Unfortunately, the conference network connection only allowed standard ports. I could use 80 and 443 for web traffic. I could use 22 for SSH to a server. Attempting to connect to SSH over port 44 was blocked entirely. Rather than lecture on a potentially hacked site, I called my provider and had them terminate the server. I restored from a backup the following week.
Obscuring the port for my SSH connection didn’t afford me extra security. It merely made my server harder to manage. That I was still using password-based authentication (rather than a stronger key-based configuration) meant an attacker only had to guess my open port. This is easily done through port scanning on a known IP address, then brute forcing my (admittedly quite weak) password.
Hiding a port is a minor impediment
It took about 12 hours for attackers to discover the non-standard port I’d set up for my employer’s SMTP interface. After that, it was only 4 hours later before our IP address was blacklisted for acting as an open relay for spammers.

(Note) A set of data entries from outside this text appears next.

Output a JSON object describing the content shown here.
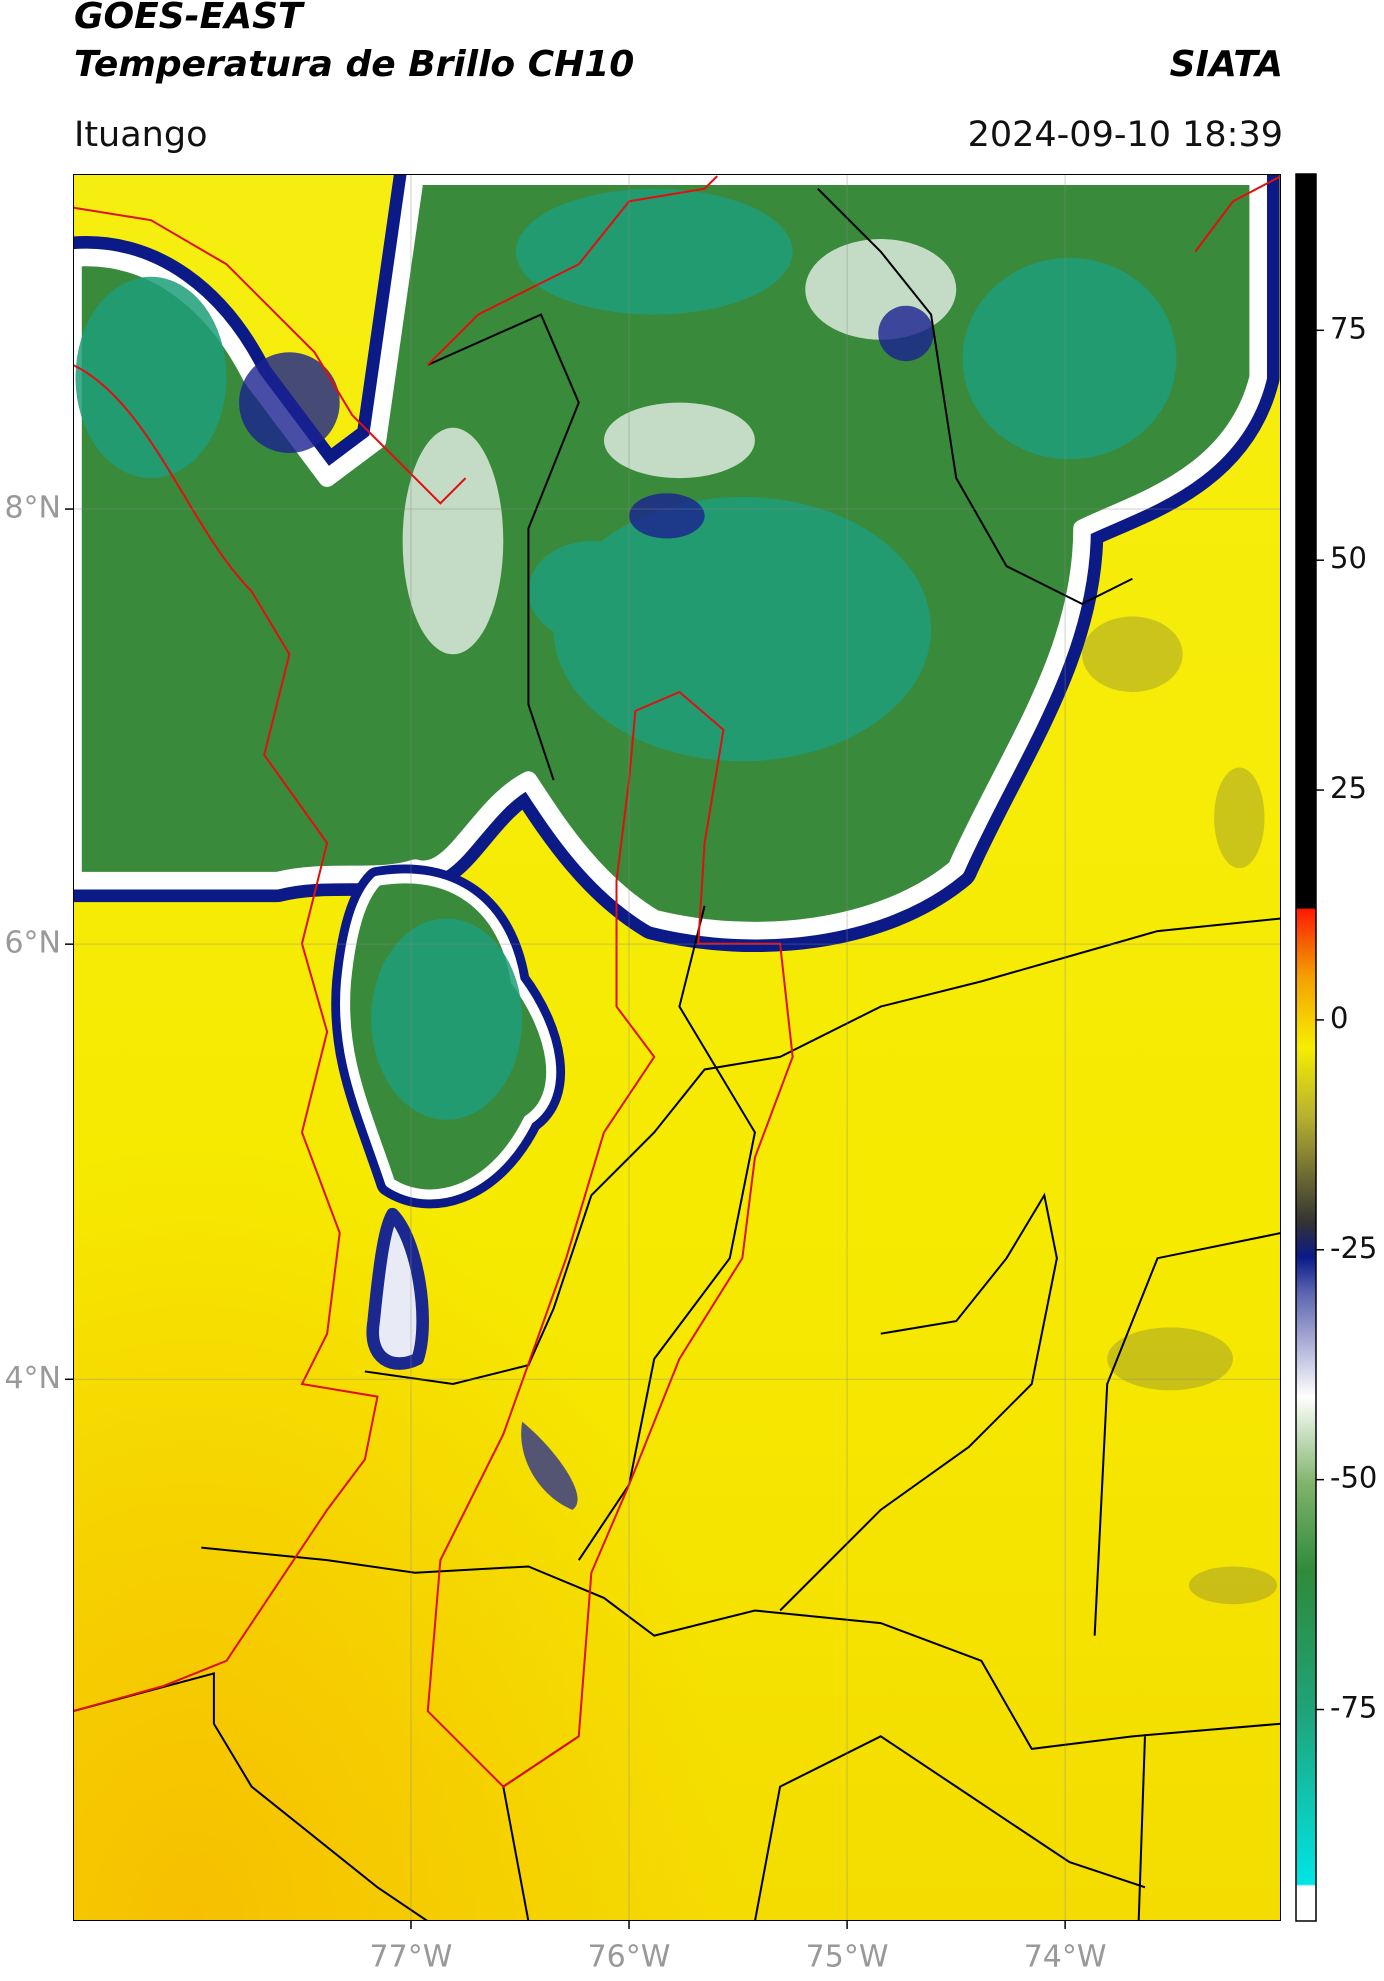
{
  "header": {
    "title": "GOES-EAST",
    "subtitle": "Temperatura de Brillo CH10",
    "source": "SIATA",
    "location": "Ituango",
    "datetime": "2024-09-10 18:39"
  },
  "map": {
    "xlim": [
      -78.55,
      -73.01
    ],
    "ylim": [
      1.51,
      9.54
    ],
    "xticks": [
      {
        "value": -77,
        "label": "77°W"
      },
      {
        "value": -76,
        "label": "76°W"
      },
      {
        "value": -75,
        "label": "75°W"
      },
      {
        "value": -74,
        "label": "74°W"
      }
    ],
    "yticks": [
      {
        "value": 8,
        "label": "8°N"
      },
      {
        "value": 6,
        "label": "6°N"
      },
      {
        "value": 4,
        "label": "4°N"
      }
    ]
  },
  "colorbar": {
    "lim": [
      -98,
      92
    ],
    "ticks": [
      -75,
      -50,
      -25,
      0,
      25,
      50,
      75
    ]
  }
}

Changing the port used by SMTP did absolutely nothing to keep the bad actors out; it merely slowed them down by a few hours.
In the end, it cost me several days of work to remediate the issues. Applying for removal from blacklists. Configuring proper authentication with a real email gateway. I used obscurity as a quick hack to work around a larger problem, and that turned out to be a crippling mistake.
Real security or nothing
Digital security is fundamentally analogous to security in the real world. If you don’t have time or budget to put a lock on your front door, moving the front door to the back of the house is not an adequate solution. Relocating a point of entry or otherwise obscuring access does nothing to promote real security.
Instead, focus on concrete steps that do provide additional safety. Use only strong passwords. Wherever possible, leverage key-based authentication. Implement multiple authentication factors. Leverage standard ports but with proper firewall filtering on allowed traffic.
Obscurity is never an adequate substitute for doing the real work to embrace and encourage security.